Here we ensure that the node was launched without error and exited cleanly.
@launch_testing.post_shutdown_test()
class TestProcessOutput(unittest.TestCase):
def test_exit_code(self, proc_info):
# Check that process exits with code 0: no error
launch_testing.asserts.assertExitCodes(proc_info)
Running the test#
Continuing the example from above, first build your package:
colcon build --packages-up-to autoware_map_loader
source install/setup.bash
Then either execute the component test manually:
ros2 test src/universe/autoware.universe/map/autoware_map_loader/test/lanelet2_map_loader_launch.test.py
Or as part of testing the entire package:
colcon test --packages-select autoware_map_loader
Verify that the test is executed; e.g.
$ colcon test-result --all --verbose
...
build/autoware_map_loader/test_results/autoware_map_loader/test_lanelet2_map_loader_launch.test.py.xunit.xml: 1 test, 0 errors, 0 failures, 0 skipped
Next steps#
The simple test described in Integration test with a single node: component test can be extended in numerous directions, such as testing a node's output.

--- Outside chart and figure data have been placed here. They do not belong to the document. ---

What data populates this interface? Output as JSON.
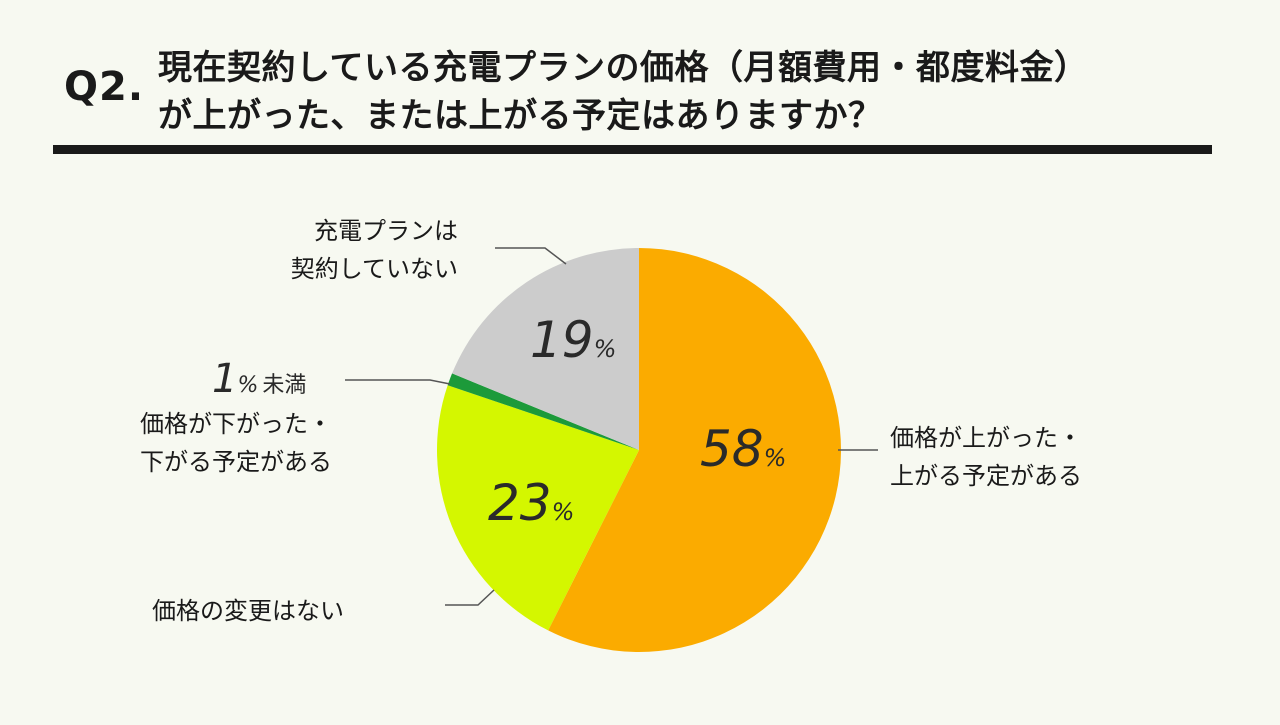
{
  "header": {
    "q_number": "Q2.",
    "line1": "現在契約している充電プランの価格（月額費用・都度料金）",
    "line2": "が上がった、または上がる予定はありますか？"
  },
  "chart_data": {
    "type": "pie",
    "title": "現在契約している充電プランの価格（月額費用・都度料金）が上がった、または上がる予定はありますか？",
    "unit": "%",
    "slices": [
      {
        "label": "価格が上がった・上がる予定がある",
        "value": 58,
        "color": "#fbab00"
      },
      {
        "label": "価格の変更はない",
        "value": 23,
        "color": "#d4f700"
      },
      {
        "label": "価格が下がった・下がる予定がある",
        "value": 1,
        "value_text": "1％未満",
        "color": "#1c9a3a"
      },
      {
        "label": "充電プランは契約していない",
        "value": 19,
        "color": "#cccccc"
      }
    ]
  },
  "labels": {
    "up_l1": "価格が上がった・",
    "up_l2": "上がる予定がある",
    "nochange": "価格の変更はない",
    "down_l1": "価格が下がった・",
    "down_l2": "下がる予定がある",
    "none_l1": "充電プランは",
    "none_l2": "契約していない"
  },
  "pct": {
    "up": "58",
    "nochange": "23",
    "none": "19",
    "down": "1",
    "symbol": "%",
    "down_note": "未満"
  }
}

Testing the output of a node#
To test while the node is running,
create an active test by adding a subclass of Python's unittest.TestCase
to *launch.test.py
.
Some boilerplate code is required to access output by creating a node and a subscription to a particular topic, e.g.
import unittest
class TestRunningDataPublisher(unittest.TestCase):
@classmethod
def setUpClass(cls):
cls.context = Context()
rclpy.init(context=cls.context)
cls.node = rclpy.create_node("test_node", context=cls.context)
@classmethod
def tearDownClass(cls):
rclpy.shutdown(context=cls.context)
def setUp(self):
self.msgs = []
sub = self.node.create_subscription(
msg_type=my_msg_type,
topic="/info_test",
callback=self._msg_received
)
self.addCleanup(self.node.destroy_subscription, sub)

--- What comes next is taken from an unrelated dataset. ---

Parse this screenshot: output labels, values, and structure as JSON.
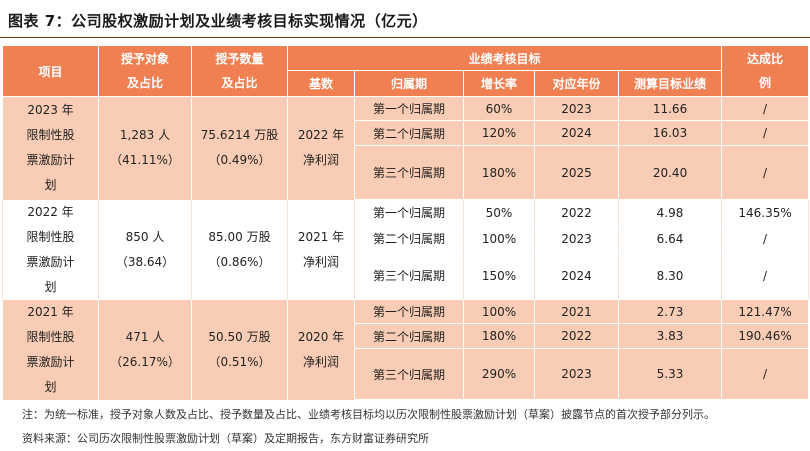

def _msg_received(self, msg):
# Callback for ROS 2 subscriber used in the test
self.msgs.append(msg)
def get_message(self):
startlen = len(self.msgs)
executor = rclpy.executors.SingleThreadedExecutor(context=self.context)

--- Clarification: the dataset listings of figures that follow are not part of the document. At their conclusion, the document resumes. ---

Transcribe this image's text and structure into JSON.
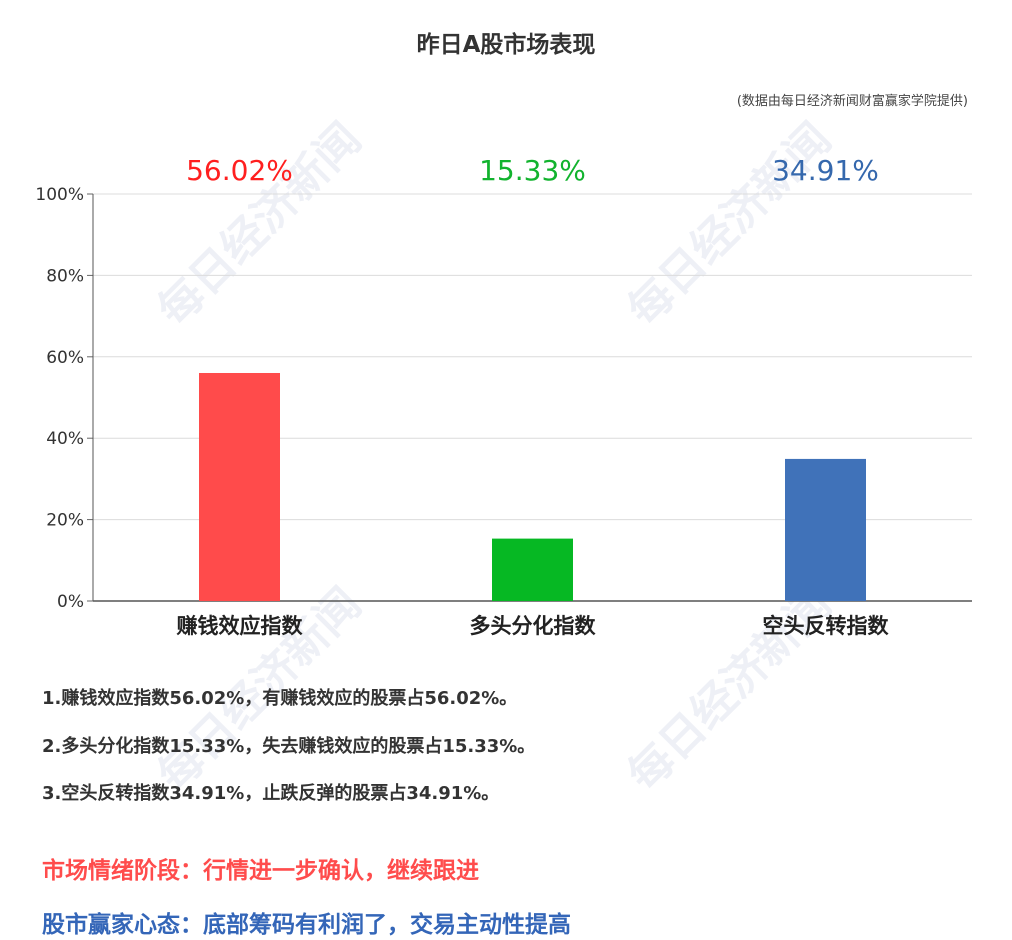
{
  "source_note": "(数据由每日经济新闻财富赢家学院提供)",
  "watermark": "每日经济新闻",
  "notes": [
    "1.赚钱效应指数56.02%，有赚钱效应的股票占56.02%。",
    "2.多头分化指数15.33%，失去赚钱效应的股票占15.33%。",
    "3.空头反转指数34.91%，止跌反弹的股票占34.91%。"
  ],
  "summary": {
    "stage": "市场情绪阶段：行情进一步确认，继续跟进",
    "mindset": "股市赢家心态：底部筹码有利润了，交易主动性提高"
  },
  "colors": {
    "stage_text": "#ff4c4c",
    "mindset_text": "#3466b8"
  },
  "chart_data": {
    "type": "bar",
    "title": "昨日A股市场表现",
    "categories": [
      "赚钱效应指数",
      "多头分化指数",
      "空头反转指数"
    ],
    "values": [
      56.02,
      15.33,
      34.91
    ],
    "value_labels": [
      "56.02%",
      "15.33%",
      "34.91%"
    ],
    "bar_colors": [
      "#ff4b4b",
      "#06b823",
      "#4072b9"
    ],
    "label_colors": [
      "#ff1f1f",
      "#12b32e",
      "#3568ad"
    ],
    "ylim": [
      0,
      100
    ],
    "yticks": [
      "0%",
      "20%",
      "40%",
      "60%",
      "80%",
      "100%"
    ],
    "grid": true
  }
}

executor.add_node(self.node)
try:
# Try up to 60 s to receive messages
end_time = time.time() + 60.0
while time.time() < end_time:
executor.spin_once(timeout_sec=0.1)
if startlen != len(self.msgs):
break
self.assertNotEqual(startlen, len(self.msgs))
return self.msgs[-1]
finally:
executor.remove_node(self.node)
def test_message_content():
msg = self.get_message()
self.assertEqual(msg, "Hello, world")
References#
- colcon is used to build and run tests.
- launch testing launches nodes and runs tests.
- Testing guidelines describes the different types of tests performed in Autoware and links to the corresponding guidelines.